On 20 December 1835 Revs. Grout, Newton Adams and George Champion arrived in Port Natal (present-day Durban) from Cape Town on “The Dove” and proceeded to the capital of Dingane at Mgungundhlovu to obtain the Zulu King’s permission to work among his subjects. Despite Dingane’s indunas voicing some objections to their presence in Zululand, the King in August 1936 allowed Champion and Grout to open a mission station, on a site chosen by Dingane himself, on the Umsunduzi River. The station was subsequently named “Ginani” (I am with thee).
On 24 February 1836 Hannah Grout passed away in Bethelsdorp and in December 1837 Grout set sail again to take his little girl, Oriana, back to America. While in the United States, he married Charlotte Bailey and the couple returned to South Africa in June 1840.

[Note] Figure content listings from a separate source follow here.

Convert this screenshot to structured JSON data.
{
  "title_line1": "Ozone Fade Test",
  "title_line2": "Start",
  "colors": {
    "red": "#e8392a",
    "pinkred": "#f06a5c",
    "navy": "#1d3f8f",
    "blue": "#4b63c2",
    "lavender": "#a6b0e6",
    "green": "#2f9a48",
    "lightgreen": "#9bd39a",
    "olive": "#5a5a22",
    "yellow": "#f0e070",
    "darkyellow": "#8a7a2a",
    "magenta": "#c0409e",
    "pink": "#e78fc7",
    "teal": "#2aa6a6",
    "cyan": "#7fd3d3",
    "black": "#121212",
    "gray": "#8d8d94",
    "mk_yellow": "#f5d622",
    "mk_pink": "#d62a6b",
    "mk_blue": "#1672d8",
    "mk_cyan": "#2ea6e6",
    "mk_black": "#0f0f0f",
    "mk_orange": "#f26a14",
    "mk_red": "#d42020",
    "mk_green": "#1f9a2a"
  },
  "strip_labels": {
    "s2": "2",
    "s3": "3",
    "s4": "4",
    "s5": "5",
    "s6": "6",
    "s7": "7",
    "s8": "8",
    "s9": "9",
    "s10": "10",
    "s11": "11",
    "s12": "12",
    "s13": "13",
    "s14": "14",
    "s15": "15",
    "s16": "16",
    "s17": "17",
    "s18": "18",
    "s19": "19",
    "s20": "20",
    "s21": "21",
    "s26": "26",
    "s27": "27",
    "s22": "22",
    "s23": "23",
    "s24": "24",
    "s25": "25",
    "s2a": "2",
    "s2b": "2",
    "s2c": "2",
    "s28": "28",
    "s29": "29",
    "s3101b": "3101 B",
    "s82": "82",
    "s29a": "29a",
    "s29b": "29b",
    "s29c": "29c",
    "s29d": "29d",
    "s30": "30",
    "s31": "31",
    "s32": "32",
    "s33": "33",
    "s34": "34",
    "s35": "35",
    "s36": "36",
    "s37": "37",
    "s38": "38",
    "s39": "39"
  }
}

In his absence, Grout’s mission station at Ginani was destroyed in the fighting between the Zulus and the Boers, who arrived in Natal following the Great Trek. Following Dingane’s death in 1840, Grout set out to obtain permission from Mpanda (Dingane’s successor as Zulu King) to establish a new mission station in Mpanda’s area. In April 1841 Grout and his wife moved across the Tugela to build a mission station named Inkanyezi (The Star) near Empangeni and opened a school with a congregation of 300 Zulus. In February 1844 Grout had to return to Cape Town after the ABCFM decided to halt its activities in Natal because of an acute financial situation, as well as some conflict with the British authorities – who gained control over most of Natal in 1843. A few months later however, in June 1844, Grout returned to Natal as a Government Missionary with a salary of £150 a year.
In 1845 he resumed his ties with the ABCFM and selected a new site for his work on the Umvoti River. Grout established three schools at the Umvoti Mission Station in 1846 and commenced with the building of a church in 1851 that was eventually completed in 1863. The mission station and surrounding area received a significant economic boost in 1856 when Sir George Grey - Governor of the Cape Colony and the Queen’s High Commissioner – visited Umvoti as part of his visit to Natal and ordered a sugar mill to be erected there at a cost of £9 000. In 1878, the Umvoti Mission Station was officially renamed to the Groutville Mission Station as attribute to its founder.
In February 1890, after 35 years of faithful and successful labour in Natal, Grout sailed from Natal on his final return journey home due to failing health and feeble conditions. He died in Springfield in the United States on 12 February 1894 at the age of 90 years.